Il Palácio Nacional da Ajuda sorge sulla collina sopra Belém, nella zona occidentale di Lisbona, a un chilometro in salita dal Monastero dos Jerónimos e dal Museo delle Carrozze. Fu iniziato nel 1796 sotto la regina Maria I come sostituto del Paço da Ribeira, il palazzo reale medievale di Lisbona distrutto dal terremoto del 1755. Il primo progetto, di Manuel Caetano de Sousa, era in stile tardo barocco; dopo le revisioni degli architetti di formazione italiana Francisco Xavier Fabri e António Francisco Rosa, il progetto virò verso un sobrio neoclassicismo tardo — e non fu mai completato. L'ala meridionale rimane strutturalmente incompiuta, i piani originali per un vasto cortile e piazza d'armi non furono mai realizzati, e il palazzo oggi si presenta come il più ambizioso progetto reale incompiuto del Portogallo.
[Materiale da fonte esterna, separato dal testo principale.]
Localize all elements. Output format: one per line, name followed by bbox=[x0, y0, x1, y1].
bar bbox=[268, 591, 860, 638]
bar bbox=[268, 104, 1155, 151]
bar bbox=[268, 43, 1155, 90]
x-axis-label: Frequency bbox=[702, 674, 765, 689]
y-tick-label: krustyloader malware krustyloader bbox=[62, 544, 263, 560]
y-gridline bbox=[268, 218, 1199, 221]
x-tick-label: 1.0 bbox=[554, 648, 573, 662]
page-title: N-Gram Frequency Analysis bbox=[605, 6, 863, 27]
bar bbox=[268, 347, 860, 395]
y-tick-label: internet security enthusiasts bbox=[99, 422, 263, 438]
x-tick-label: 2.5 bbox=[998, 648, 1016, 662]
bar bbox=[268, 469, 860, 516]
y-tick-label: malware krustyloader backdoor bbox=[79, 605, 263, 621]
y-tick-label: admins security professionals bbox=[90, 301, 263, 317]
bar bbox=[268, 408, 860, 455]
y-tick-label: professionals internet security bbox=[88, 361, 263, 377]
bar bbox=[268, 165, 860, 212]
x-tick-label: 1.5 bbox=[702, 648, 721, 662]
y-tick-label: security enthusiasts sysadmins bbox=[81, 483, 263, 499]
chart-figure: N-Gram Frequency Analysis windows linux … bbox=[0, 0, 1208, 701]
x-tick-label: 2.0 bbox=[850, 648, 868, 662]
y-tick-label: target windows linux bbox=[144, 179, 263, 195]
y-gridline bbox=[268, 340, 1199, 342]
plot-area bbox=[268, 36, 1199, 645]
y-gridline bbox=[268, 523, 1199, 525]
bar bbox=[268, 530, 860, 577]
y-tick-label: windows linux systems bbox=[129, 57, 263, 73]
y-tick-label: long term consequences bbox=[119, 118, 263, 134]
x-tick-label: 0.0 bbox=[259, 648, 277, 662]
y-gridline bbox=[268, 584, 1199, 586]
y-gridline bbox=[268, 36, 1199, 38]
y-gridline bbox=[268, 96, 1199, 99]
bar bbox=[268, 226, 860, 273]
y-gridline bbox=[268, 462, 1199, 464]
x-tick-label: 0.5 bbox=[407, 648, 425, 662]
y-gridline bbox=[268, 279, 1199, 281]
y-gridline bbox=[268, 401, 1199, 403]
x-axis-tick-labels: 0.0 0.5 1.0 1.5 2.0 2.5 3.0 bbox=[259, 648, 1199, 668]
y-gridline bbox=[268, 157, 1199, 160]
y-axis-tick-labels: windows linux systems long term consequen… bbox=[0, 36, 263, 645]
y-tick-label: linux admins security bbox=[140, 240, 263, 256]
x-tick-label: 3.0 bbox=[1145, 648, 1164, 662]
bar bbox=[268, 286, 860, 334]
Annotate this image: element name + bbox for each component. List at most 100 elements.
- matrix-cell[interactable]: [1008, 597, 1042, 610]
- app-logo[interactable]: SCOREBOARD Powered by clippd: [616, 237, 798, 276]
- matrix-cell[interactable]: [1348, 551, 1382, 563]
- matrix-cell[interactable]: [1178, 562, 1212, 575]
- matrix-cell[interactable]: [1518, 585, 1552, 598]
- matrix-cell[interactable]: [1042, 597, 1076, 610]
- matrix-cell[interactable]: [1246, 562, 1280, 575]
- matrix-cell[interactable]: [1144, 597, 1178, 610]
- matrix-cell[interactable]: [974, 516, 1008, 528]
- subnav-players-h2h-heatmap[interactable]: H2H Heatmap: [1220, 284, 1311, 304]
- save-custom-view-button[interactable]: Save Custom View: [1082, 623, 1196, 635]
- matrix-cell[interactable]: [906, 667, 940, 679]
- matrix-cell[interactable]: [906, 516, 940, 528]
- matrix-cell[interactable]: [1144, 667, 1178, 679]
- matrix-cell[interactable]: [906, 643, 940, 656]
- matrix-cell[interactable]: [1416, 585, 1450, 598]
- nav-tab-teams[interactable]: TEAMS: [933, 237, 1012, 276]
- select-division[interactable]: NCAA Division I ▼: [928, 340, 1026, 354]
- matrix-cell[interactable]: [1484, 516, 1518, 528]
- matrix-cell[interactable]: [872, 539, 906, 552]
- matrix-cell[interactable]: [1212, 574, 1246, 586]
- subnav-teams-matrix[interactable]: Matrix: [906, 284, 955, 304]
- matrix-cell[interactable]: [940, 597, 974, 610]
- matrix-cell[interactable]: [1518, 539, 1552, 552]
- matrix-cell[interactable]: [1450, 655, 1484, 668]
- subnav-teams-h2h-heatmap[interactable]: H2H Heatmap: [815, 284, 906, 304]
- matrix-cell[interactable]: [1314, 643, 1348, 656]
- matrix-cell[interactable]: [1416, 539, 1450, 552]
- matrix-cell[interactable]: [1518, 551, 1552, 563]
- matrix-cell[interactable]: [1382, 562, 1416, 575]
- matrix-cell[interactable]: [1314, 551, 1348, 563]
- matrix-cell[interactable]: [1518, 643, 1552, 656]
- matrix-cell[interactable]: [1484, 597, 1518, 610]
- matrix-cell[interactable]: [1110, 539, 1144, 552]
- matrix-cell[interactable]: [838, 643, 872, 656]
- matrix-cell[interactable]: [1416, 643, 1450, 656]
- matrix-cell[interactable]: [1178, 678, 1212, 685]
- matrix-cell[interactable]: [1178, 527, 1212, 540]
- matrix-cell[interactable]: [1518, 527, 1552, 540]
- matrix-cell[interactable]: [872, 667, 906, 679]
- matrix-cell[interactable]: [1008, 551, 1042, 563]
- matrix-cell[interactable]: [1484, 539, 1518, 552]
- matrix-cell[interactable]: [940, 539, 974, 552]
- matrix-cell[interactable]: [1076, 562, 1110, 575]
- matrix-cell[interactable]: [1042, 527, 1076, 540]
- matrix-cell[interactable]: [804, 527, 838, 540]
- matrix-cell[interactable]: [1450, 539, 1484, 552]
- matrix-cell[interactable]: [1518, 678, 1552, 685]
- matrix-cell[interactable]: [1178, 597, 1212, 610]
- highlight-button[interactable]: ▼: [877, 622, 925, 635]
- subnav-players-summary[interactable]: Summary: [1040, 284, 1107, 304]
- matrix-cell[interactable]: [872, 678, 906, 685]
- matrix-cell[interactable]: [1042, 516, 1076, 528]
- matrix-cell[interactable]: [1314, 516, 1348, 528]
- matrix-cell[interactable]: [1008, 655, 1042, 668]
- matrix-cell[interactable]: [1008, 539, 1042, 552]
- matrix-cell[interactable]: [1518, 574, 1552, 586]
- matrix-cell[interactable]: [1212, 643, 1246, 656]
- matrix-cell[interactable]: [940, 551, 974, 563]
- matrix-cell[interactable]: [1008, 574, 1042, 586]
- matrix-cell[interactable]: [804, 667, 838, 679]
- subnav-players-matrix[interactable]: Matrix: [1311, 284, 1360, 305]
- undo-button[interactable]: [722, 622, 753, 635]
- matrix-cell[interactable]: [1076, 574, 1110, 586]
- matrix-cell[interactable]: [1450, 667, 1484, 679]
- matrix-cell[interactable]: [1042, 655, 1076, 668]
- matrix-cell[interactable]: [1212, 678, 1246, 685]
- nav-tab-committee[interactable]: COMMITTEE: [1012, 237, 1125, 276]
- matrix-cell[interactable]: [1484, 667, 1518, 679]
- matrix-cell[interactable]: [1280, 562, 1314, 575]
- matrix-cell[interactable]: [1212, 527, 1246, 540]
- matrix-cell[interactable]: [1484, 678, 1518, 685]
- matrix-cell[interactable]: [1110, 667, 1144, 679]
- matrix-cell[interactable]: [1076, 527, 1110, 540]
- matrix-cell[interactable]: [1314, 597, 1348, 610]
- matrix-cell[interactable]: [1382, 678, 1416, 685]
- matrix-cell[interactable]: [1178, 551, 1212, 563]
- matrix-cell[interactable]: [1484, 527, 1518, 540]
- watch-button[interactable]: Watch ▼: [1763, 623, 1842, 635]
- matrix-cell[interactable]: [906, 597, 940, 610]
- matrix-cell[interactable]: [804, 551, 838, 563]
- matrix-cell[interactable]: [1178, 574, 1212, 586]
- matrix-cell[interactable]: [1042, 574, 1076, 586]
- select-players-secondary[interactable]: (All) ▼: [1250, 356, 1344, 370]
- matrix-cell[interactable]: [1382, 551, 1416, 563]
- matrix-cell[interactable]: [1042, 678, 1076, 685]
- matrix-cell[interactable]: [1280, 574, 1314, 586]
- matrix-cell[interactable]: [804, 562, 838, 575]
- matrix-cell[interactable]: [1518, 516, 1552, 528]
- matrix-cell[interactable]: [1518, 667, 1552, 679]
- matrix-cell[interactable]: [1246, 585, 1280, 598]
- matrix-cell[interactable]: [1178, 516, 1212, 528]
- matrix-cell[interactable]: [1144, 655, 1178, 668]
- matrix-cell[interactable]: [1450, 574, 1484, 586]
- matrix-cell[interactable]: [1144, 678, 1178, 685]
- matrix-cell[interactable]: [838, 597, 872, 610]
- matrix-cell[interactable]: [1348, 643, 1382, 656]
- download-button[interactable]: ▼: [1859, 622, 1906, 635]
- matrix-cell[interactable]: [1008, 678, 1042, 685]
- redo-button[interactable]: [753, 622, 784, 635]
Dal 1861 il palazzo servì come residenza ufficiale della famiglia reale portoghese. Re Luís I e la regina Maria Pia di Savoia ne fecero la loro dimora permanente; il loro nipote Manuel II fu l'ultimo monarca a viverci. La residenza della dinastia terminò bruscamente il 5 ottobre 1910, quando la rivoluzione repubblicana a Lisbona costrinse la famiglia reale all'esilio. Lasciarono il palazzo così come lo avevano utilizzato la notte precedente — e la sala del trono, la sala dei banchetti di stato (Sala D. João VI), la sala da musica e gli appartamenti reali privati sono oggi disposti sostanzialmente come li abbandonò la famiglia Braganza.
Due anni prima della rivoluzione, il 1° febbraio 1908, re Carlos I e il suo primogenito principe ereditario Luís Filipe furono assassinati nel Terreiro do Paço, nel centro di Lisbona — il regicidio che di fatto pose fine alla vitalità politica della monarchia portoghese. L'adolescente Manuel II salì al trono, visse brevemente all'Ajuda e fu costretto all'esilio permanente in Inghilterra entro due anni. Il palazzo fu nazionalizzato, aperto al pubblico come museo e da allora gestito da quella che oggi è Museus e Monumentos de Portugal.
Nel dicembre 2022 il Tesouro Real — i gioielli della corona del Portogallo — è stato aperto al pubblico in un'ala del tesoro appositamente costruita sul lato sud del palazzo. La collezione include le insegne reali, spade cerimoniali, vasellame d'oro e d'argento e i gioielli indossati dalle regine e principesse Braganza nel corso del XIX secolo. La sua apertura ha trasformato l'Ajuda da un sito storico più tranquillo in una delle più significative nuove aperture museali a Lisbona dell'ultimo decennio, ed è ora l'attrazione principale insieme alle sale di rappresentanza conservate.